Seriously. Busta Rhymes just caught another assualt case. This time one of his employees accuses Bus of kicking his ass the day after Christmas when he showed up to Busta's offices to get paid. The dude filed a police report and cops plan to charge Busta with third-degree assault, a misdemeanor. He is already facing charges of assault, attempted assault and harassment for allegedly beating up a fan who spit on a car in the star's entourage on West 19th Street Aug. 12.
Busta, who is said to be in Africa somewhere, could not be reached for comment.

(New York Post)

First Bill Cosby, Now Oprah

Bill Cosby caught a lot of heat a while back for his blanket condemnation of the Black community's educational priorities. Now add Oprah Winfrey to the list of Black philanthopists who are fed up with the American inner city youth. Oprah recently opened at $40 million dollar school for girls in South Africa. Asked why she chose to fund a school in Africa rather than one in the United States, Oprah replied, "I became so frustrated with visiting inner-city schools that I just stopped going.

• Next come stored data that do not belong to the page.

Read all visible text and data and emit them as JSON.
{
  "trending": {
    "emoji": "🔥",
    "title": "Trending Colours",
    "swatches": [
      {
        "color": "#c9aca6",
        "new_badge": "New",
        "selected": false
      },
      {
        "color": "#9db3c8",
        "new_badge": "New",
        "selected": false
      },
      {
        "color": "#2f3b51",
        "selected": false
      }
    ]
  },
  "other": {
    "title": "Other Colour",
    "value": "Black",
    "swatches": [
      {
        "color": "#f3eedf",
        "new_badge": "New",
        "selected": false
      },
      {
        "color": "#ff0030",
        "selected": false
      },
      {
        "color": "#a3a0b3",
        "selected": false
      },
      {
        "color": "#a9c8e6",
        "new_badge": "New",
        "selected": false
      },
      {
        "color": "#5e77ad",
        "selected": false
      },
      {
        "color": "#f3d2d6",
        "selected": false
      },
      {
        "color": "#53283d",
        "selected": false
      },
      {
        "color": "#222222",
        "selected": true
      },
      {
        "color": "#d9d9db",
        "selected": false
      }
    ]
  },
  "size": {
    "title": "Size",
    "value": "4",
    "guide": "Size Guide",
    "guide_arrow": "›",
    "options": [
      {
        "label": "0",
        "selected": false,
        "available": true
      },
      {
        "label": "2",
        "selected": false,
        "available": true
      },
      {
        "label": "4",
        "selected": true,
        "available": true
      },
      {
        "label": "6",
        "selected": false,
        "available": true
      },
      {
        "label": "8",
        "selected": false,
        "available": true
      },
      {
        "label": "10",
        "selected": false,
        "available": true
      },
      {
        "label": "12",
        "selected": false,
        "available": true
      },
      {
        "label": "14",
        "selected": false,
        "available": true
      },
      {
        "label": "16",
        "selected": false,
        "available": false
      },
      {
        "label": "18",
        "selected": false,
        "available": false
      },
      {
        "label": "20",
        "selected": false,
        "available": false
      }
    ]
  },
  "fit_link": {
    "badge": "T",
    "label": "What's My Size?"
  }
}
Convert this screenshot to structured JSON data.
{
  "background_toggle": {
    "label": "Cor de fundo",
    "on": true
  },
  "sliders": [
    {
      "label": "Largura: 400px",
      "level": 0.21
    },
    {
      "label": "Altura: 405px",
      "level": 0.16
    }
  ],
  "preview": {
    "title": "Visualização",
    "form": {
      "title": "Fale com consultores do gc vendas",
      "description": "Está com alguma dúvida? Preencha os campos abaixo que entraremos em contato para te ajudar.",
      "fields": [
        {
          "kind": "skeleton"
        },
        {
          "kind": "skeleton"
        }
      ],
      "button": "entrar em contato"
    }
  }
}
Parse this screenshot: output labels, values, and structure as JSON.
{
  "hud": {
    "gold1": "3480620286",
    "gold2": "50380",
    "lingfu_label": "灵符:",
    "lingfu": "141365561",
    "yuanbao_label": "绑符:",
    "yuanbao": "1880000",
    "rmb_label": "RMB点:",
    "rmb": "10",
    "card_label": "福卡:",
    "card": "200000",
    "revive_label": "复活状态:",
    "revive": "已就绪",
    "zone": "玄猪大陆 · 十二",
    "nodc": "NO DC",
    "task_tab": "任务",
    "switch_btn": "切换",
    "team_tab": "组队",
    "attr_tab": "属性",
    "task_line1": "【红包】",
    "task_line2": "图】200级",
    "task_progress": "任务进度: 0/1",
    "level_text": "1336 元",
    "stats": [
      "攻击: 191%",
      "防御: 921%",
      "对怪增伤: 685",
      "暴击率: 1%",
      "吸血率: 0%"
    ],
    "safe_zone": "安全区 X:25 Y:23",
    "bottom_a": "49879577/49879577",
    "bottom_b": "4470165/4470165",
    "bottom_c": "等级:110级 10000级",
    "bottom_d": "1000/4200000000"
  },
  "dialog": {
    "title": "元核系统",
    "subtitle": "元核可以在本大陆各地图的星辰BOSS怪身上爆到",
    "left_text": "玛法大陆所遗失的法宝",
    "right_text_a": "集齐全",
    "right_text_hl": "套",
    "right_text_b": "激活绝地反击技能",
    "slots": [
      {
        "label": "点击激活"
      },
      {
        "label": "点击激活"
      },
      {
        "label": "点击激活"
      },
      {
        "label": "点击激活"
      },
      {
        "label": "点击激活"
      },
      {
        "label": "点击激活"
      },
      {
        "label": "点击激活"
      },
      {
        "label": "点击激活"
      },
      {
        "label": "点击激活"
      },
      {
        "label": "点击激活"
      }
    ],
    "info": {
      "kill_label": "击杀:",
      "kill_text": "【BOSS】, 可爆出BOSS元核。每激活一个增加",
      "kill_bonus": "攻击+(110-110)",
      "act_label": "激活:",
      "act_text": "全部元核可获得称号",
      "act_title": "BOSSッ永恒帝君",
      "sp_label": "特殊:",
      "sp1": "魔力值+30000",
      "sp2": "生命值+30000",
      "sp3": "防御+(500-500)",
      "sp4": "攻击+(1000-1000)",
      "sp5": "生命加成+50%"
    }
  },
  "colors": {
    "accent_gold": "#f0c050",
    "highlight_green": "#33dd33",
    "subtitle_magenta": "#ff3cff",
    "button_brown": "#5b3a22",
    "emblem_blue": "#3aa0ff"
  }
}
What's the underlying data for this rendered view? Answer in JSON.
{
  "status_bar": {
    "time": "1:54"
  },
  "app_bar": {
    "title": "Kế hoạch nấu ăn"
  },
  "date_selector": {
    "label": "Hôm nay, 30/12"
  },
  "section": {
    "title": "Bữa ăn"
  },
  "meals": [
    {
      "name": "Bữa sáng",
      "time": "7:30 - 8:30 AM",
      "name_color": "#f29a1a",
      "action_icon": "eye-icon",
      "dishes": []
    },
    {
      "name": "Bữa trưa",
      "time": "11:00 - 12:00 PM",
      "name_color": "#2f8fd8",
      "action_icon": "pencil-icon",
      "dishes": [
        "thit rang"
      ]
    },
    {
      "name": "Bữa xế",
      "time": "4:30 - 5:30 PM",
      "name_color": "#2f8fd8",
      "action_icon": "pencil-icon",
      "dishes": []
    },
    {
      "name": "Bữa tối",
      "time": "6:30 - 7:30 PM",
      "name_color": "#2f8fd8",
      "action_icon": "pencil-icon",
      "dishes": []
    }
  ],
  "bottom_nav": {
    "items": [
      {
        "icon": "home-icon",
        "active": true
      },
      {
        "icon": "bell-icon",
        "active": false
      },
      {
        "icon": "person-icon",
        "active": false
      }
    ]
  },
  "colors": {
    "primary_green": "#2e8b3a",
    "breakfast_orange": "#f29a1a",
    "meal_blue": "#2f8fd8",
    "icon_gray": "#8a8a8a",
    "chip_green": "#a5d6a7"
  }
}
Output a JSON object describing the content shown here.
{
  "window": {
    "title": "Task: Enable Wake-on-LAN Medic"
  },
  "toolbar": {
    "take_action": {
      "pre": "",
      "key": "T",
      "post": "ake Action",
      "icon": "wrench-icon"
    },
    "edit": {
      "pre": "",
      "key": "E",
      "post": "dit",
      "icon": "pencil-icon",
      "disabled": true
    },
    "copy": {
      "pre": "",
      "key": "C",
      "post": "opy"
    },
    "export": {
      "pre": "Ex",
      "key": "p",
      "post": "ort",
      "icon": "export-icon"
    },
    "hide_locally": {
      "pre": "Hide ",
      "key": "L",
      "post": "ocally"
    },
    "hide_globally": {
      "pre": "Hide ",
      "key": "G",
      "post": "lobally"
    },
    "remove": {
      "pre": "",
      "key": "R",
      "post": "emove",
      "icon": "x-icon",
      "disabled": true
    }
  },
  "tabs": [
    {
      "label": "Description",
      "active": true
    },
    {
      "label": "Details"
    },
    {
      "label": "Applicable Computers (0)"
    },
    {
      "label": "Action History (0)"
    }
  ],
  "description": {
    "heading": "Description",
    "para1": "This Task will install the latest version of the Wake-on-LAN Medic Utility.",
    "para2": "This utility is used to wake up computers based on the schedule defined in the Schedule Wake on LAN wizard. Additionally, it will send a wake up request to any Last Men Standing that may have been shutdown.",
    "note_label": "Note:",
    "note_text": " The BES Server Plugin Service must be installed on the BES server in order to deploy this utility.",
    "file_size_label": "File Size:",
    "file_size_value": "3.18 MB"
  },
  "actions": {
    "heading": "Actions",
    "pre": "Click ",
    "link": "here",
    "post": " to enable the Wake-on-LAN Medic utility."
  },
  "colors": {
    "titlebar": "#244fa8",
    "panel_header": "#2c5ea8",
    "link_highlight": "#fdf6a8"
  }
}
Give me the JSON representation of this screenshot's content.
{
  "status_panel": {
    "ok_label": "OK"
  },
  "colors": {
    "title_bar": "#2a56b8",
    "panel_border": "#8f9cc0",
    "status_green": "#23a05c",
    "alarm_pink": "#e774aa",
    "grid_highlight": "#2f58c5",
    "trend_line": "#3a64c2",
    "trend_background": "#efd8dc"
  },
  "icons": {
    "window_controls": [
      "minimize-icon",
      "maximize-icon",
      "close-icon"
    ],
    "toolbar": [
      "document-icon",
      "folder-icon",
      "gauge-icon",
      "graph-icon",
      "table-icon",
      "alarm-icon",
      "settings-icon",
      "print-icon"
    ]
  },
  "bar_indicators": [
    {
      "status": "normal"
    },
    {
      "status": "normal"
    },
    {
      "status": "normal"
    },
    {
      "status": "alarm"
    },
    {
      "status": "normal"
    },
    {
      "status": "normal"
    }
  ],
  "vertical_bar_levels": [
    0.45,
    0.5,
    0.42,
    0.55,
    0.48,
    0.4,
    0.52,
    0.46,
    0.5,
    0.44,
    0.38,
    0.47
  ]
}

The sense that you need to learn just isn't there."

(New York Daily)

Denver Broncos Darrent Williams Killed In Drive-By

Denver Broncos cornerback Darrent Williams was shot and killed in a drive-by shooting in downtown Denver early Monday morning, police said.
Team spokesman Jim Saccomano said police called him about 3 a.m. Mountain Time from the scene of the shooting and told him three people had been shot and that Williams had been killed.
Hours before the shooting, the Broncos lost to San Francisco 26-23 in overtime, eliminating them from the playoff race.